For U.S. News and World Report, first-party audiences are in decision mode

first party data

U.S. News and World Report provides news, sure. But it’s known for its rankings of colleges, hospitals, places to retire to — the list of lists goes on and on.

So when the publisher curates ad targeting segments from the first-party audience data it’s been building for about five years, they’re not just based on whether people are reading news about cryptocurrencies or gas prices, but on whether people are at a stage in their lives to be considering colleges for their kids or scheduling an oncologist appointment next week. Rather than focus ad targeting solely on contextual signals, U.S. News thinks more like an e-commerce or search engine. 

“We’re showing where they are in the decision-making process,” said Alex Kalaf, vp of marketing and advertising strategy at U.S. News and World Report, who said 90% of traffic flows into the U.S.-centric website through organic search. In March 2021, attracted 32.4 million unique visitors, a 13% dip year over year, according to Comscore. “They’re coming through search to make a decision,” she said.

Dotdash, which told Digiday recently it generates 85% of its visitor traffic through search to its listicle-rich content on health information site VeryWell and financial help site Investopedia, also builds audience segments from intent data. 

This intent-based publisher data can be particularly valuable for advertisers who do not have established e-commerce businesses or direct relationships with customers. As third-party data signals lose effectiveness, advertisers without their own customer data could have trouble reaching people who are farther along the purchase path without this type of intent data from publishers. “For an advertiser who is not e-commerce-enabled or who is not [direct-to-consumer], the data is harder to come by,” said an agency executive.

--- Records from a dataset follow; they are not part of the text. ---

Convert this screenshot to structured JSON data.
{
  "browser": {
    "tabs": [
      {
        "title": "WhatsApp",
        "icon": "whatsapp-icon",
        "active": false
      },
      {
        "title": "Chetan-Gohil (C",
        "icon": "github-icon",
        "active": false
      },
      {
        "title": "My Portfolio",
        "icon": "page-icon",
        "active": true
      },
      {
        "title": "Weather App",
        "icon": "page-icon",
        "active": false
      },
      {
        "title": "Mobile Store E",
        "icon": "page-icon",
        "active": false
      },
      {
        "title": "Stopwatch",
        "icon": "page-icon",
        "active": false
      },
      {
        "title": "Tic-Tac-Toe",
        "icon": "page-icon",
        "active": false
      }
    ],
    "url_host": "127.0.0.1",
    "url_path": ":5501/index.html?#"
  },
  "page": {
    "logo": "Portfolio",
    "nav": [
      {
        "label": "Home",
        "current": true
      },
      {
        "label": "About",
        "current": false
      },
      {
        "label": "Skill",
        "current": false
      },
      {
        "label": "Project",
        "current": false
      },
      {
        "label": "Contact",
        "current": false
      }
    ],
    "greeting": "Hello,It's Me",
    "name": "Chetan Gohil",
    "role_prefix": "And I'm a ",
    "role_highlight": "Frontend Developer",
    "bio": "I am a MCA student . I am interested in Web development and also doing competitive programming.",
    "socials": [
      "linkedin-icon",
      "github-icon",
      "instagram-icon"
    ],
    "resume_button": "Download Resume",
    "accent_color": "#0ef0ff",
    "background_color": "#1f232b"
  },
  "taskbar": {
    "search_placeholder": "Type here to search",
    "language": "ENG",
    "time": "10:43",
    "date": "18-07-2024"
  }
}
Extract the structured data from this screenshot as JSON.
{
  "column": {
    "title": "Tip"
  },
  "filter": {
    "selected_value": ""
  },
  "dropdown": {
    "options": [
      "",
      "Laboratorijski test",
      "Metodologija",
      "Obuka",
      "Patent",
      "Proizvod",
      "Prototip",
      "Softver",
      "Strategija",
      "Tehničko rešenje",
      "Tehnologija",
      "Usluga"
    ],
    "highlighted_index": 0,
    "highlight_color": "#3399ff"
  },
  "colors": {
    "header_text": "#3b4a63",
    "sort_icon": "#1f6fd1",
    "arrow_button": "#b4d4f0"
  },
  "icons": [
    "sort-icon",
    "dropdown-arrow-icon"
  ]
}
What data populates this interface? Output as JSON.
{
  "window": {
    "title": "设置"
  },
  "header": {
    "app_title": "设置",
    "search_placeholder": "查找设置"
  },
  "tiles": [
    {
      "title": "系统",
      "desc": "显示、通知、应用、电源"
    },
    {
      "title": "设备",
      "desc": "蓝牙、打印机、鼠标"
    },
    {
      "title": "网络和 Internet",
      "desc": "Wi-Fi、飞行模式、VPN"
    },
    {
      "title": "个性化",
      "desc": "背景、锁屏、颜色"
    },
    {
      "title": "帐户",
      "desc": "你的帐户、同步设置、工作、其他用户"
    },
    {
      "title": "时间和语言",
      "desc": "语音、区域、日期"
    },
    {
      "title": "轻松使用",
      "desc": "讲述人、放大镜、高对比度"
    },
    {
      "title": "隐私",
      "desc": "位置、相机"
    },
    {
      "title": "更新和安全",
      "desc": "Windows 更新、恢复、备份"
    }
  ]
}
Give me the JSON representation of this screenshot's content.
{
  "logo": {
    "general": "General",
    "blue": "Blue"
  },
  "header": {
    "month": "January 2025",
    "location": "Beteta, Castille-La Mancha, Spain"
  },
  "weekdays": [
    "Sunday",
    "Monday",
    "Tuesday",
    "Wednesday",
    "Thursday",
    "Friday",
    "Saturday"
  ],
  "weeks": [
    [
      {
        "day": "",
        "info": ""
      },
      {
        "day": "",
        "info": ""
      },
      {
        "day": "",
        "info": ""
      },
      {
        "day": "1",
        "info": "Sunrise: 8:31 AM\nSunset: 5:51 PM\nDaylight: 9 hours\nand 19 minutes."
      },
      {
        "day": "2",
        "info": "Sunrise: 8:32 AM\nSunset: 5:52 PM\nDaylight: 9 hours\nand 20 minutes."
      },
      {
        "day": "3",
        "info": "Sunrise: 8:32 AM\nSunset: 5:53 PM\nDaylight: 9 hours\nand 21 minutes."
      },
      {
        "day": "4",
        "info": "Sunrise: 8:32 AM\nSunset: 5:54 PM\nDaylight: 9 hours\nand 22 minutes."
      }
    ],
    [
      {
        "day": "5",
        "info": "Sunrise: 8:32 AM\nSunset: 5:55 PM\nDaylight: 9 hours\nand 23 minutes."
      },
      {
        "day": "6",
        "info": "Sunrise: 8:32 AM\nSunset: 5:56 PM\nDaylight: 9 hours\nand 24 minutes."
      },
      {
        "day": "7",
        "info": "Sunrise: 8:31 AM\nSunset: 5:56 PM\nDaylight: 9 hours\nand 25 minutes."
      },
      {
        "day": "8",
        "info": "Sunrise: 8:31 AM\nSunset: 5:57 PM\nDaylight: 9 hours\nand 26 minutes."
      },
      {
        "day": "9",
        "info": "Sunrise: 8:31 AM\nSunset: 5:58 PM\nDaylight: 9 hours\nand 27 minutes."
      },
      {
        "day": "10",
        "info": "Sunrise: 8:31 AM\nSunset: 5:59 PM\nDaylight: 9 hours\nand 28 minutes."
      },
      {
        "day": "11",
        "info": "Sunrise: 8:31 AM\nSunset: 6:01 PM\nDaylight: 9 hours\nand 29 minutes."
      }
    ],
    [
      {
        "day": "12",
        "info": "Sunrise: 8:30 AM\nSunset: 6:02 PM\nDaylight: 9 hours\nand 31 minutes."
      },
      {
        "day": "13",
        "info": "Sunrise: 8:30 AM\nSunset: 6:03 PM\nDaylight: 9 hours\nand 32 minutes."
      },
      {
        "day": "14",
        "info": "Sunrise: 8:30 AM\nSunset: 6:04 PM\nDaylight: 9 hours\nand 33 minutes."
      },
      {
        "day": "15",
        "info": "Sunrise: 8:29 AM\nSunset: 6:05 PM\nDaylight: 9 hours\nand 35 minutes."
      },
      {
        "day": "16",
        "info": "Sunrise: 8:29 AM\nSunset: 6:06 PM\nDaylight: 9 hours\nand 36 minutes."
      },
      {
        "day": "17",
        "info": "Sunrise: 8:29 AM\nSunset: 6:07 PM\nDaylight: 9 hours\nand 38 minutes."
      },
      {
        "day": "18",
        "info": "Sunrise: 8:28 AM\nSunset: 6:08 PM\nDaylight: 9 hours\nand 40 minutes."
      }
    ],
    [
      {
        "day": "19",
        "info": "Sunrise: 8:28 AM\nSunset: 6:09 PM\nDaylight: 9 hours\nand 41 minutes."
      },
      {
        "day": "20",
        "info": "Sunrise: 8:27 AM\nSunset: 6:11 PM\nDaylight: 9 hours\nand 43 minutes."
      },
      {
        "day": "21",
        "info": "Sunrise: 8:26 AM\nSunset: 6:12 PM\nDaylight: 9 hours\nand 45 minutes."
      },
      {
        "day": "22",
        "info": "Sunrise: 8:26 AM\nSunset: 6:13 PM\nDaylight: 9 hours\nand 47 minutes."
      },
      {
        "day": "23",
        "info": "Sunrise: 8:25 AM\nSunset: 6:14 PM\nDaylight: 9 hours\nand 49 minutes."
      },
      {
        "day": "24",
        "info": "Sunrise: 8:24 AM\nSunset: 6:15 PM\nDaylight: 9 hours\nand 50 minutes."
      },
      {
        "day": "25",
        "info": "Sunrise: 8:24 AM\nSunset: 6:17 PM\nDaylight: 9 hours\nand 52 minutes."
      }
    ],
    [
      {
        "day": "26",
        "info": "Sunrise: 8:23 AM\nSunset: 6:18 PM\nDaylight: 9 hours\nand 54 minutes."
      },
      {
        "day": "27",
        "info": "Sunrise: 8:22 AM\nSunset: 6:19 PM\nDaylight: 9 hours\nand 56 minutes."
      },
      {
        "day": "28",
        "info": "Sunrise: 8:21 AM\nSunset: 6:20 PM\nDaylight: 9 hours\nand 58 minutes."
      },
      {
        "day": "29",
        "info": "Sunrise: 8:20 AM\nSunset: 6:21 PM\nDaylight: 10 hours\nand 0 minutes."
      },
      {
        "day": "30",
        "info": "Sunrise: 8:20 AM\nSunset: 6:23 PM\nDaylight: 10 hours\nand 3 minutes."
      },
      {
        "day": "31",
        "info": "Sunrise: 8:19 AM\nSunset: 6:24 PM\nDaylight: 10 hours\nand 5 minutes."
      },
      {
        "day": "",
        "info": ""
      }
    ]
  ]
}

In the fourth quarter of 2020, U.S. News worked with data management provider Permutive to overhaul its first-party data management system. The updated platform, called U.S. News Intent Intelligence, introduced new audience segmenting and targeting capabilities. Rather than target ads to people on a piecemeal section-by-section basis, the new capabilities allow the publisher to segment audiences according to a variety of signals showing how people interact across its content.

For instance, to build an audience category to reach people interested in a Caribbean vacation, the company takes clues from site interactions like whether someone used a hotel pricing widget on the site, signed up for a “Best Vacation Deals” email newsletter or checked out its list of “Best Destination Wedding Spots in the Caribbean,” in addition to more standard contextual targeting fodder showing someone read articles about travel restrictions to Caribbean countries. 

For all the attention paid to publishers building first-party data sets by gathering identifiable information from readers such as an email address — U.S. News collects this information through Google’s sign-in tool — first-party data encompasses information reflecting all the interactions people have on a publisher’s site. And, there’s no shortage of publishers that have been investing in first-party data strategies, even before Google made it clear that third-party cookies and the data stored in them would lose their power to enrich the information that publishers use for ad targeting. Gannett is upgrading its customer data platform, for example. In March, BuzzFeed launched a first-party data platform to offer unique or customized audience segments for selling directly to advertisers and through private marketplaces, according to Ken Blom, BuzzFeed’s svp of ad strategy.

Often the data points used to create an audience depend on advertiser goals and at what stage of the marketing funnel they want to reach people, said Kalaf, who explained that recency and frequency of people’s behaviors on the site factor in. So, while a segment built for an advertiser hoping to garner new patients for a particular medical group might only include people who have searched for physician-related information in recent days, a segment showing interest in booking a stay at a particular destination might include people who have shown intent to travel there in the last three months, she said.

For publishers and advertisers, part of the value of first-party data lies not just in control over audience information, but also transparency, said Kalaf.  She added, “We would provide [advertisers with] all of the behaviors and signals that we put into that segment and also provide them with the recency and frequency of those behaviors that we had seen.”